A decision by major vendors like Microsoft and Google to support an online single sign-on project may mean IT managers need to reconsider their identity management strategy.
The OpenID Foundation on Thursday said VeriSign and Yahoo have also become members of its board, offering a major boost towards a system that aims to use one user name and password combination to access a variety of Web sites. OpenID, which was started by LiveJournal creator Brad Fitzpatrick, claims more than 10,000 Web sites have implemented its framework. The support of Yahoo will substantially increase its potential user base, as the search and portal firm said its 248 million active registered users could use their logins on other OpenID sites last month.
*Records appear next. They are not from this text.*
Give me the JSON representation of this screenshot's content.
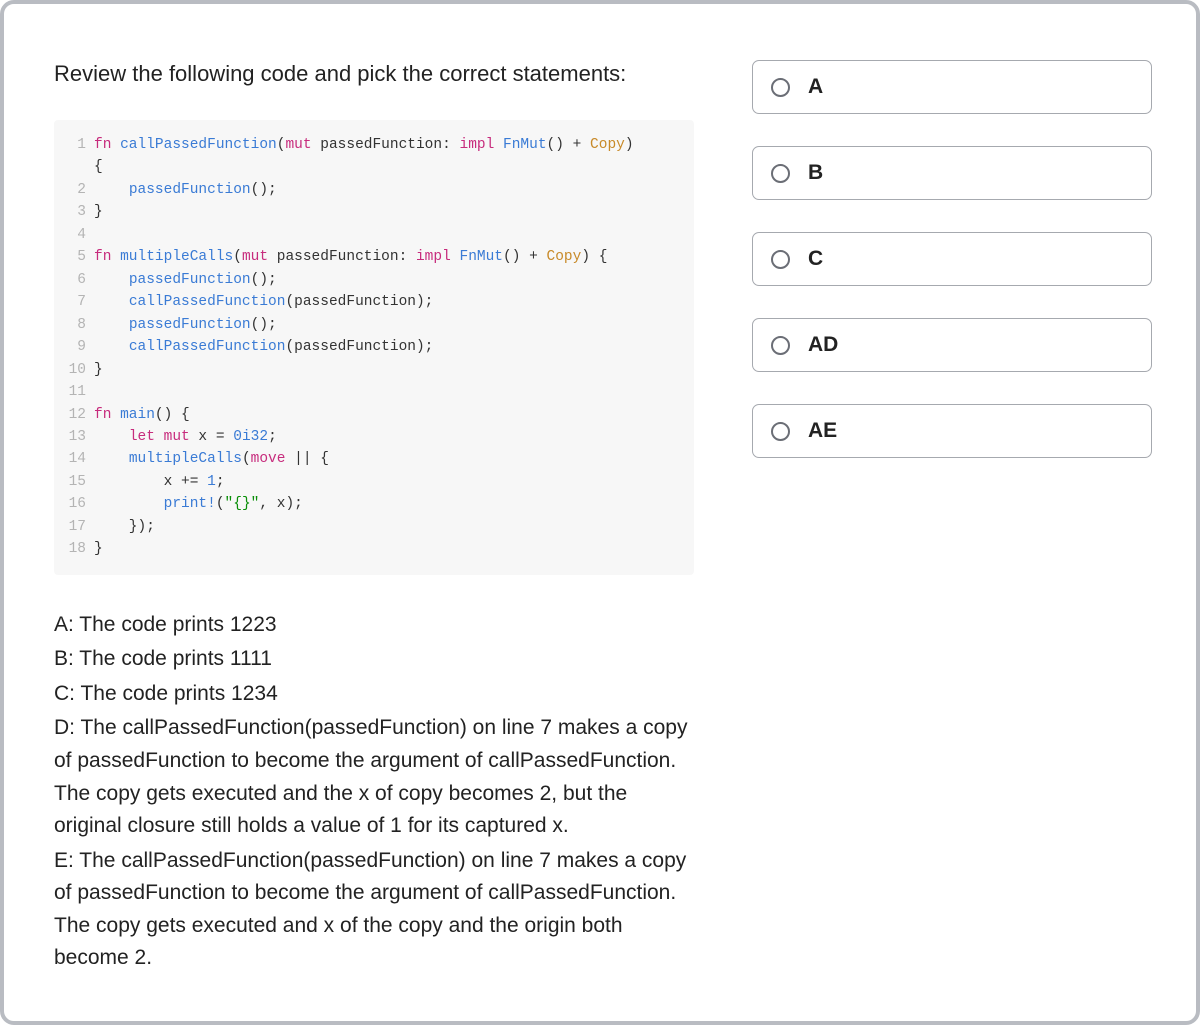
{
  "question": "Review the following code and pick the correct statements:",
  "code": {
    "lines": [
      {
        "n": 1,
        "html": "<span class='kw'>fn</span> <span class='fnname'>callPassedFunction</span>(<span class='kw'>mut</span> <span class='plain'>passedFunction</span>: <span class='kw'>impl</span> <span class='fnname'>FnMut</span>() + <span class='type'>Copy</span>)"
      },
      {
        "n": "",
        "html": "{"
      },
      {
        "n": 2,
        "html": "    <span class='call'>passedFunction</span>();"
      },
      {
        "n": 3,
        "html": "}"
      },
      {
        "n": 4,
        "html": ""
      },
      {
        "n": 5,
        "html": "<span class='kw'>fn</span> <span class='fnname'>multipleCalls</span>(<span class='kw'>mut</span> <span class='plain'>passedFunction</span>: <span class='kw'>impl</span> <span class='fnname'>FnMut</span>() + <span class='type'>Copy</span>) {"
      },
      {
        "n": 6,
        "html": "    <span class='call'>passedFunction</span>();"
      },
      {
        "n": 7,
        "html": "    <span class='call'>callPassedFunction</span>(<span class='plain'>passedFunction</span>);"
      },
      {
        "n": 8,
        "html": "    <span class='call'>passedFunction</span>();"
      },
      {
        "n": 9,
        "html": "    <span class='call'>callPassedFunction</span>(<span class='plain'>passedFunction</span>);"
      },
      {
        "n": 10,
        "html": "}"
      },
      {
        "n": 11,
        "html": ""
      },
      {
        "n": 12,
        "html": "<span class='kw'>fn</span> <span class='fnname'>main</span>() {"
      },
      {
        "n": 13,
        "html": "    <span class='kw'>let</span> <span class='kw'>mut</span> x = <span class='num'>0i32</span>;"
      },
      {
        "n": 14,
        "html": "    <span class='call'>multipleCalls</span>(<span class='kw'>move</span> || {"
      },
      {
        "n": 15,
        "html": "        x += <span class='num'>1</span>;"
      },
      {
        "n": 16,
        "html": "        <span class='macro'>print!</span>(<span class='str'>\"{}\"</span>, x);"
      },
      {
        "n": 17,
        "html": "    });"
      },
      {
        "n": 18,
        "html": "}"
      }
    ]
  },
  "statements": [
    "A: The code prints 1223",
    "B: The code prints 1111",
    "C: The code prints 1234",
    "D: The callPassedFunction(passedFunction) on line 7 makes a copy of passedFunction to become the argument of callPassedFunction. The copy gets executed and the x of copy becomes 2, but the original closure still holds a value of 1 for its captured x.",
    "E: The callPassedFunction(passedFunction) on line 7 makes a copy of passedFunction to become the argument of callPassedFunction. The copy gets executed and x of the copy and the origin both become 2."
  ],
  "options": [
    {
      "label": "A"
    },
    {
      "label": "B"
    },
    {
      "label": "C"
    },
    {
      "label": "AD"
    },
    {
      "label": "AE"
    }
  ]
}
“It’s evidence that there is new identity layer of the Web that is emergent and that really needs to be attended to and built up in a way that works for everybody,” OpenID Foundation executive director Bill Washburn said. “A lot of the work that’s happened with OpenID is from real young, excited and obviously highly intelligent individuals who are in that place where they don’t know it can’t be done, so they go ahead and do it.”
Nico Popp, VeriSign’s vice-president of innovation, said his organization has been unofficially involved with OpenID for two years, contributing to open source libraries and working on the specification. The reason the members are going public now, he said, is that they have finally come to an agreement on how to handle intellectual property related to the framework’s development.
The idea of an online single sign-on has been something of an IT industry Holy Grail. Microsoft tried, and failed, to develop a platform called Passport, while Sun Microsystems and private sector firms like the Royal Bank of Canada formed a coalition called the Liberty Alliance to achieve similar objectives.
“A lot of these things didn’t have a grassroots effort,” Popp observed. “It was either the vendors, or a big company trying to do that on its own.”
Anthony Nadalin, chief security architect for IBM Tivoli Software, noted that previous efforts around online ID management were focused on the enterprise, whereas OpenID is more of a consumer play. That said, everyday individuals will no doubt use such systems at work, which means IT managers will need to pay close attention to it.
“I don’t think you’re going to see enterprises go out and change the PKI infrastructure in their shops,” he said. “There needs to be some bridging that happens between OpenID and what happens on the back end as far as access to applications. And it should be done in a seamless way.”
Popp agreed, adding that while OpenID claims a large number of supporting Web sites, many of them aren’t the kind of portals consumers use every day. “You’ll start seeing the (OpenID) technologies embedded into these (identity management) solutions. They will be part of the software, part of the services that they acquire or integrate within the enterprise.”
A key lynchpin for adoption of OpenID will also be commercial providers that allow users to make payments and ID users of software-as-a-service systems such as Salesforce.com, said Andras Cser, Forrester’s senior analyst of security and risk management.
“What was announced today was not new protocols, it was support of something that’s been in existence for a while,” he said. “The technology is simple enough that really anyone can implement.”
A big focus over the next year will be on data portability – moving photos and text across social networking sites, for example – as well as better user experience, said Popp.
“There’s still too much typing in OpenID. We need to create this one or zero-click user experience. We’ve got to create more convenience,” he said.